Cleansing Fire

Defending Truth and Tradition in the Roman Catholic Church

A Chancel Image: Assumption of the Virgin

August 15th, 2010, Promulgated by Bernie

Previously here

"Assumption of the Virgin", Tiziano Vecelli (Tiziano Vecellio; "Titian"), 1516–1518, Basilica of Santa Maria Gloriosa dei Frari, Venice, Italy

There are many Christian scenes, subjects, symbols, and themes that could effectively be depicted in a chancel area. The one we examined just previously in this series was a somewhat complicated combination of -among other things- Biblical narrative, symbolism, and dogmatic catechesis. In fact all of those aspects of visual imagery were important during the 4th through 6th centuries when similar chancel images were created. That period saw numerous superficial conversions and heretical challenges. Keeping the newcomers from backsliding into paganism or confusing heresy for truth was a major problem for bishops (somewhat similar to our situation, today!).

One of the most beautiful altar paintings from our tradition requires a little less intellectual effort and employs visual drama to encourage us on to our goal of eternal happiness with God in heaven. It also illustrates a dogma of the faith but in a way that visually complements the action at the altar beneath the painting’s bottom frame. The Assumption of the Virgin (1516-1518) is a large oil painting located in the Basilica of Santa Maria Gloriosa dei Frari (St. Mary of the Friars) in Venice. “I Frari”, as it is known locally, is a major church in Venice, Italy. It stands on the Campo dei Frari at the heart of the San Polo district of the city. The church is dedicated to the Assumption of Mary (Assunzione della Beata Virgine) and is maintained by the Franciscan Friars. It has a monastic type choir area between the main body of the church and the chancel but the painting of the Assumption can be seen through the entrance archway of the choir.

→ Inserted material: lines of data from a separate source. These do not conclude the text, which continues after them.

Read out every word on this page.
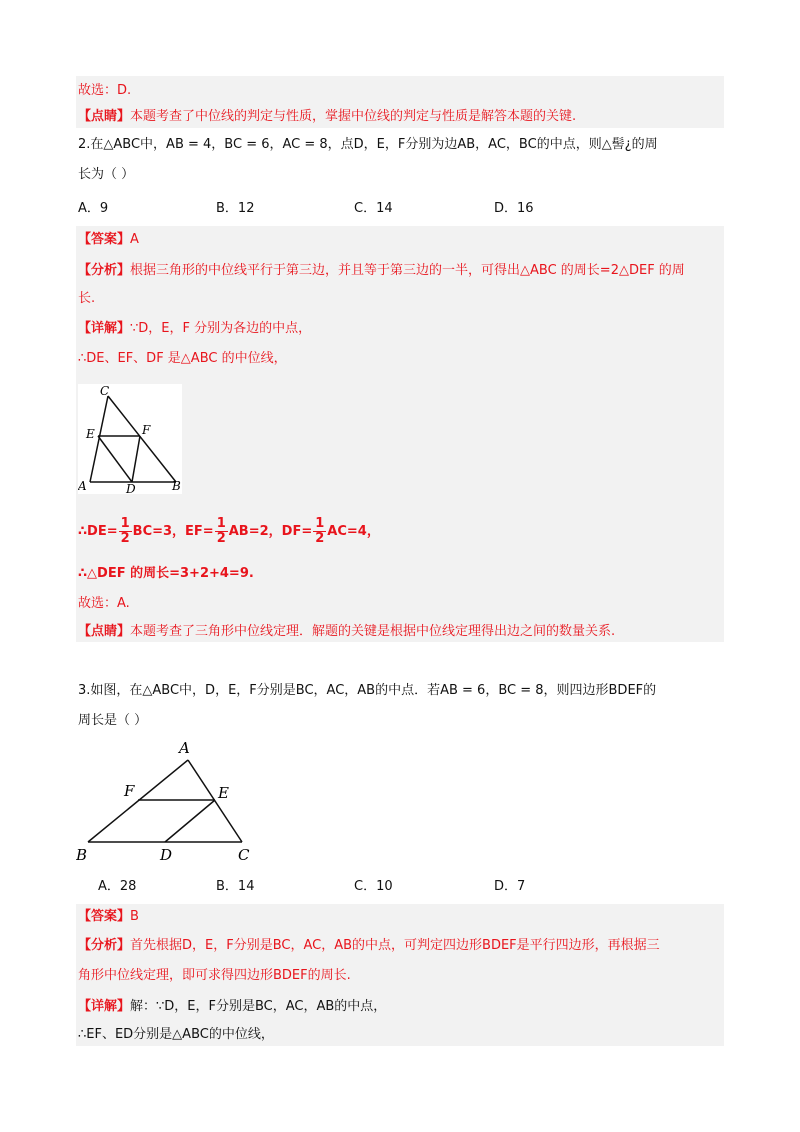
故选：D.
【点睛】本题考查了中位线的判定与性质，掌握中位线的判定与性质是解答本题的关键.
2.在△ABC中，AB = 4，BC = 6，AC = 8，点D，E，F分别为边AB，AC，BC的中点，则△髻¿的周
长为（ ）
A．9	B．12	C．14	D．16
【答案】A
【分析】根据三角形的中位线平行于第三边，并且等于第三边的一半，可得出△ABC 的周长=2△DEF 的周
长.
【详解】∵D，E，F 分别为各边的中点，
∴DE、EF、DF 是△ABC 的中位线，
C
E	F
A	D	B
∴DE= $\frac{1}{2} BC=3$，$EF= \frac{1}{2} AB=2$，$DF= \frac{1}{2} AC=4$，
∴△DEF 的周长=3+2+4=9.
故选：A.
【点睛】本题考查了三角形中位线定理．解题的关键是根据中位线定理得出边之间的数量关系.
3.如图，在△ABC中，D，E，F分别是BC，AC，AB的中点．若AB = 6，BC = 8，则四边形BDEF的
周长是（ ）
A
F	E
B	D	C
A．28	B．14	C．10	D．7
【答案】B
【分析】首先根据D，E，F分别是BC，AC，AB的中点，可判定四边形BDEF是平行四边形，再根据三
角形中位线定理，即可求得四边形BDEF的周长.
【详解】解：∵D，E，F分别是BC，AC，AB的中点，
∴EF、ED分别是△ABC的中位线，
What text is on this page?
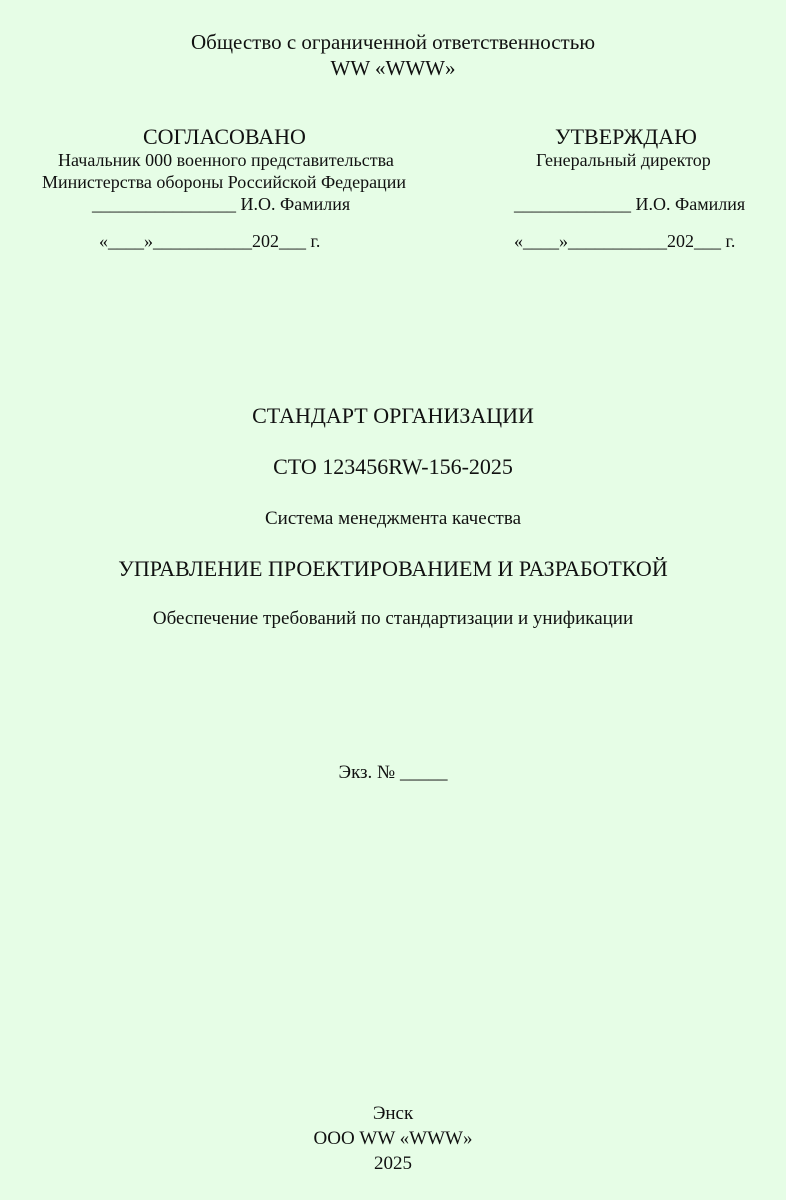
Общество с ограниченной ответственностью
WW «WWW»
СОГЛАСОВАНО
Начальник 000 военного представительства
Министерства обороны Российской Федерации
________________ И.О. Фамилия
«____»___________202___ г.
УТВЕРЖДАЮ
Генеральный директор
_____________ И.О. Фамилия
«____»___________202___ г.
СТАНДАРТ ОРГАНИЗАЦИИ
СТО 123456RW-156-2025
Система менеджмента качества
УПРАВЛЕНИЕ ПРОЕКТИРОВАНИЕМ И РАЗРАБОТКОЙ
Обеспечение требований по стандартизации и унификации
Экз. № _____
Энск
ООО WW «WWW»
2025
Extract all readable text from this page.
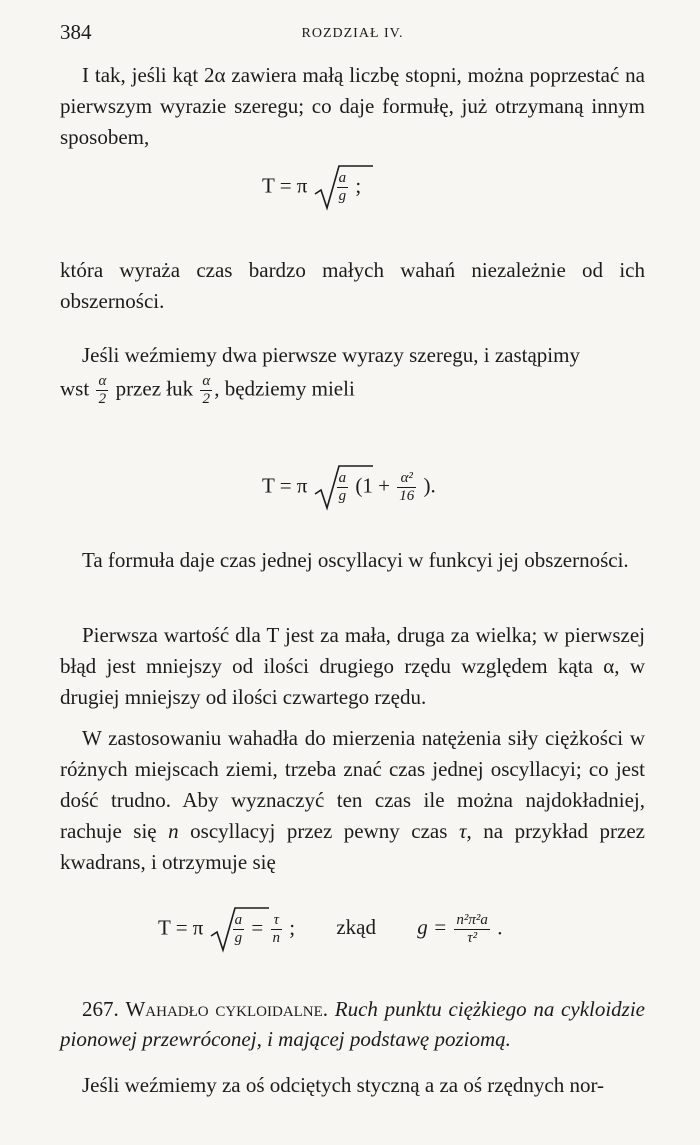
384	ROZDZIAŁ IV.

I tak, jeśli kąt 2α zawiera małą liczbę stopni, można poprzestać na pierwszym wyrazie szeregu; co daje formułę, już otrzymaną innym sposobem,

T = π $\frac{a}{g}$ ;

która wyraża czas bardzo małych wahań niezależnie od ich obszerności.

Jeśli weźmiemy dwa pierwsze wyrazy szeregu, i zastąpimy

wst $\frac{\alpha}{2}$ przez łuk $\frac{\alpha}{2}$ , będziemy mieli
T = π $\frac{a}{g} (1 + \frac{\text{α²}}{16}$ ).

Ta formuła daje czas jednej oscyllacyi w funkcyi jej obszerności.

Pierwsza wartość dla T jest za mała, druga za wielka; w pierwszej błąd jest mniejszy od ilości drugiego rzędu względem kąta α, w drugiej mniejszy od ilości czwartego rzędu.

W zastosowaniu wahadła do mierzenia natężenia siły ciężkości w różnych miejscach ziemi, trzeba znać czas jednej oscyllacyi; co jest dość trudno. Aby wyznaczyć ten czas ile można najdokładniej, rachuje się n oscyllacyj przez pewny czas τ, na przykład przez kwadrans, i otrzymuje się

T = π $\frac{a}{g} = \frac{\tau}{n}$ ; zkąd $g = \frac{\text{n²π²a}}{\text{τ²}}$ .

267. Wahadło cykloidalne. Ruch punktu ciężkiego na cykloidzie pionowej przewróconej, i mającej podstawę poziomą.

Jeśli weźmiemy za oś odciętych styczną a za oś rzędnych nor-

The painting was not initially well received by the friars because of the innovative style for the time and for the bright colors, especially the use of an abundance of red, but these features would later make it famous. The picture is divided into three different levels. In the lowest level, the apostles are shown reacting to the assumption of the Virgin Mary, who, in the middle level, is depicted ascending to heaven. Awaiting her and almost drawing her upward is the figure of God in the top most level.  Standing on a cloud to the right is an angel holding a crown of glory to be placed on Mary’s head the moment God gives the signal. 

This is a visually powerful design that pulls our eyes heavenward. The color red forms a triangle that points up. The bottom two corners of the triangle are formed by the red robes of two apostles, one apostle with his back to us on the right and the other, on the left, facing us. The apex of the triangle is the red tunic of the Virgin. Red also appears, in heaven, on God’s robe further drawing our eyes upward and acting like an exclamation point to the movement. 

A net of putti and clouds pull the figure of Mary upward, and a glorious golden aureole fills the background of the top third of the painting. 

The movement is ever upward. The arms of some of the apostles and the leg of one of the putti on the right draw our eyes up to the middle level where Mary is; some of the apostles might actually be trying to pull Mary back down. The crescent arc formed by the putti and clouds lift Mary upward and the Virgin’s arms continue that upward direction. The movement terminates at the figure of God the Father and His attending angels who, all together, form a slightly tilting horizontal line, or ceiling on the action. 

Everything is in motion. The scene is exciting –thrilling, even. 

Consider that this painting is placed directly over the altar and visualize the moment of consecration as the host and chalice are elevated for the congregation to see.1 

The All Holy Mother of God is the first to enjoy the benefits from the redemptive sacrifice of her Son, the sacrifice celebrated and brought forward in time upon the altar below the painting. She precedes us. She is the first. We look forward to following her. 


1The painting was created for the altar that is attached to the back wall. The experience of the painting and liturgy together is not quite so strong with the free-standing altar.